ACM Pedagogic Resources > ACM SAIL > 2012 Seminar > Seminar Group > Scott Hurley

Scott Hurley

Assistant Professor of Religion and Paideia
Luther College

I am a visiting assistant professor of religion and Paideia at Luther College and adviser to the Luther student group called Animal Allies. I also am the new director of the Institute of Critical Animal Studies (ICAS), Asia Region. I have developed units in my Paideia I courses on animal rights and welfare and taught two courses that specifically address animal issues: "Religion, Ethics, and Animal Welfare" and "Buddhism, Animals, and Animal Welfare." For several years now my research has focused on the application of Buddhist teachings to animal rights issues, human-nonhuman animal relations, and graphic narratives as social critique, particularly as they apply to nonhuman animal exploitation. The theoretical approaches I use to examine these issues derive from work in critical animal studies, the intersection of oppressions, and the "humanity" and "animality" distinction (or lack thereof). Finally, my intellectual interests have been deeply influenced by the work I do with nonhuman animals outside of academia. I'm a professional dog trainer, co-owner of a dog training and grooming business, and Board President of the Humane Society of Northeast Iowa.

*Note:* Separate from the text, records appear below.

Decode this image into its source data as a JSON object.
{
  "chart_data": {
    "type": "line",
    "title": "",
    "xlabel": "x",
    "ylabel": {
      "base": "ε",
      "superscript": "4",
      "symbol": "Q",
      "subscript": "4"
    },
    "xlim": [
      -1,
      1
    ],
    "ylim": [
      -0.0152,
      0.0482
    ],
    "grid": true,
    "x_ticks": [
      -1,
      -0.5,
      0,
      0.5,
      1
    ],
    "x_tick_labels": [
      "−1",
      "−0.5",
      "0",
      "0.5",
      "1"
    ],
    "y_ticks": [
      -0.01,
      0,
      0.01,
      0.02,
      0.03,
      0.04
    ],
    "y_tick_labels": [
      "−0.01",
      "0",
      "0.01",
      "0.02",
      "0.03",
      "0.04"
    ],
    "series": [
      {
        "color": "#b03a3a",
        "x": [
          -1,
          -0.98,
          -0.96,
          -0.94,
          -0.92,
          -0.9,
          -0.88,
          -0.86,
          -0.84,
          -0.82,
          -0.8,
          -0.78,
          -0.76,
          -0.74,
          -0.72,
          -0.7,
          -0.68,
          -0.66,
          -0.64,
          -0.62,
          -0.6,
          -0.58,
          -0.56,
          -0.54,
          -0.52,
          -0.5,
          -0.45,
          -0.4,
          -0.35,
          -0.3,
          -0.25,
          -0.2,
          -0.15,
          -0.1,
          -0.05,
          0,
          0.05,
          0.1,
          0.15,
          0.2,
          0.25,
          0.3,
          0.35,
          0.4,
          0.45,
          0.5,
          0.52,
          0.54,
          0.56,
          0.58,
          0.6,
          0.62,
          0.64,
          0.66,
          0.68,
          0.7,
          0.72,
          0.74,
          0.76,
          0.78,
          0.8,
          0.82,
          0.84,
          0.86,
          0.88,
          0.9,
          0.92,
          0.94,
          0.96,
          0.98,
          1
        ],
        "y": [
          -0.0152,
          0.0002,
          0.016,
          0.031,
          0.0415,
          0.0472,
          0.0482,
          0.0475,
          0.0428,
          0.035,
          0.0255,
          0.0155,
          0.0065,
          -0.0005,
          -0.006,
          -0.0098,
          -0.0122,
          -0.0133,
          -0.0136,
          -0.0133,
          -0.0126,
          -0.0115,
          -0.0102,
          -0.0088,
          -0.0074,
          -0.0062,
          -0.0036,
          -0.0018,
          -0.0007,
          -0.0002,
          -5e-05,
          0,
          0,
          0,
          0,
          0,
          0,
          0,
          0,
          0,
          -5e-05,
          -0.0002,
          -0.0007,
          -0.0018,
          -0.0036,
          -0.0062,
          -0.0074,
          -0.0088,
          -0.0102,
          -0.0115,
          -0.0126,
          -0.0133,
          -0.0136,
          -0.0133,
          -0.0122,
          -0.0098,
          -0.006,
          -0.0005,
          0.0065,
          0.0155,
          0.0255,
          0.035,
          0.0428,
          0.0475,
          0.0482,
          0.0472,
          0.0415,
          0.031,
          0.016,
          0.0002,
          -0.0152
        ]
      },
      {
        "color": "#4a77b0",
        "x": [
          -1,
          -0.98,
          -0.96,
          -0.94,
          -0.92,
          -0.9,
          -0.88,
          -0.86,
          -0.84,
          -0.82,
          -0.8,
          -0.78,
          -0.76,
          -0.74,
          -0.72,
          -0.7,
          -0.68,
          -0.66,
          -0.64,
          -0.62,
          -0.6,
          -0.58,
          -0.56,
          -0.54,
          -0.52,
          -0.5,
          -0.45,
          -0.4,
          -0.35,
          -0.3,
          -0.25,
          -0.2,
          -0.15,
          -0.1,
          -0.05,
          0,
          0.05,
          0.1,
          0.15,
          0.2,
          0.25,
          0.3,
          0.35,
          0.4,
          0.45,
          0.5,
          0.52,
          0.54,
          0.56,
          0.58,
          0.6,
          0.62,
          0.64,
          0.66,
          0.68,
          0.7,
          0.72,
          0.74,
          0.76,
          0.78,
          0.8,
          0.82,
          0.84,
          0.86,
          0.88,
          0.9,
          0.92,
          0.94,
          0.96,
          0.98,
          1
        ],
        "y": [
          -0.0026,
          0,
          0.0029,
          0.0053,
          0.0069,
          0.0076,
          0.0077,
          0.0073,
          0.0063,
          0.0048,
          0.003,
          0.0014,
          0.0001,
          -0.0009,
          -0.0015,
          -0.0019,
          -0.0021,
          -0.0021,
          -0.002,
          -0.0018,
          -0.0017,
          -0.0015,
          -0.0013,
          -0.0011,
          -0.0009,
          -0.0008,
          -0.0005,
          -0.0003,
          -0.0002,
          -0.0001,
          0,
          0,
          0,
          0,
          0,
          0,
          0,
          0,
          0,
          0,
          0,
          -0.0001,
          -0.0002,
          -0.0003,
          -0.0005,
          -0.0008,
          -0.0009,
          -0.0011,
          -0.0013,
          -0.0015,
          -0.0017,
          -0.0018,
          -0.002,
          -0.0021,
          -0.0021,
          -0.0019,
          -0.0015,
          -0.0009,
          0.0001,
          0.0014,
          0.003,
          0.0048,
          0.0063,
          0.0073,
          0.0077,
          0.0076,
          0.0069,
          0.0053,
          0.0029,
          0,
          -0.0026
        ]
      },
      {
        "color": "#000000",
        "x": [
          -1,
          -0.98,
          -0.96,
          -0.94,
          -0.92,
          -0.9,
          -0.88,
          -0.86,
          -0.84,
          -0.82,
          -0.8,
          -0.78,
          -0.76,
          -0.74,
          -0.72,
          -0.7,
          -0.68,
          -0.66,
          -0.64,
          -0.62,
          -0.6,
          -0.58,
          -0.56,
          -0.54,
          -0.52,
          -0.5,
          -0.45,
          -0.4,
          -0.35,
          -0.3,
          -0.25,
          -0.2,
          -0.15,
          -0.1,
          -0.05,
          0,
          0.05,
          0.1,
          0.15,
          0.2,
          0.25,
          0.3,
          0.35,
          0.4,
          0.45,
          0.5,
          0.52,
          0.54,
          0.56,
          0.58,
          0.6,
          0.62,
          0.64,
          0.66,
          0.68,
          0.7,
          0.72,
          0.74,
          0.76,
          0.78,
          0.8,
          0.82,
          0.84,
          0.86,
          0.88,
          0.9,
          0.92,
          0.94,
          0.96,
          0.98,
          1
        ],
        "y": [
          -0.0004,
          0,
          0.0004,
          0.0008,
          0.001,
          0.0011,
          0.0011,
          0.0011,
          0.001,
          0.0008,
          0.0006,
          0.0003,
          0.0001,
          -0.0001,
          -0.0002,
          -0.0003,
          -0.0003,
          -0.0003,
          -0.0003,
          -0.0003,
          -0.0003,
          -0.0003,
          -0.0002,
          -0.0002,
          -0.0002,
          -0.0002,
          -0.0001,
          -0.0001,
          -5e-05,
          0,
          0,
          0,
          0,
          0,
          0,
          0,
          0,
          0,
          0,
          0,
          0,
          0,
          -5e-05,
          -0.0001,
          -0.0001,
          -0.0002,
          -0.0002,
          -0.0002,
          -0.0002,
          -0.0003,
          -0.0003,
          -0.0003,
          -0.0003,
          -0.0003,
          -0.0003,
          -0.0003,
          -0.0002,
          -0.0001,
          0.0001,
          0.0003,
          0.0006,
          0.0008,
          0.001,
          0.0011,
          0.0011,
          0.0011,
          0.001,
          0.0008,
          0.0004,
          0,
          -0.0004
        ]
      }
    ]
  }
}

The "Considering Animals" seminar will allow me to learn about a wide range of topics regarding nonhuman animals from perspectives that fall outside my area of academic training. Currently, my research focuses on the ways that Buddhist teachings like emptiness, dependent origination, and no-self can elucidate the processes that contribute to the "othering" of nonhuman animals as well as deconstruct the hard and fast distinctions regularly made between what is human and what is animal. Understanding perspectives from the sciences, such as evolutionary biology, for example, can give me insight into what are considered scientifically identifiable similarities and differences between human and nonhuman animals. I am also at the very early stages of looking at Chinese textual sources that discuss breeding and training practices of dogs and horses in classical China. In my opinion, the ways animals are used indicates how people understand their relationship to the nonhuman world. I am hoping that talking with colleagues in the social sciences will help me to better understand the economic and social significance of raising, breeding, and training nonhuman animals.

The interdisciplinary nature of the "Considering Animals" seminar will contribute easily to the creation and teaching of a Paideia II course at Luther College. It will also provide the opportunity to discuss pedagogical strategies for teaching a course on nonhuman animals with colleagues interested in the topic. Finding the time to have conversations about "best practices" in teaching at Luther is difficult; finding colleagues that share the same interests to have them with is quite rare. This seminar explicitly allows for these kinds of conversations.

Because I regularly work with nonhuman animals (mainly dogs) outside of Luther College, I recognize the value of "hands-on" experience for learning about and reflecting on animal issues. Nonhuman animals are living and breathing creatures, not abstract entities without any grounding in the real world. Though obvious, it is important to remember this when we think about whether or not they have rights, their behavioral capacities, or their connection and value to the ecosystem. This seminar provides site-based visits wherein participants can talk to people that work with nonhuman animals and hear from them about what issues they think are most important. These experiences will help to clarify the legal, economic, and political contexts in which organizations like the Humane Society of the United States and the National Zoo do their work.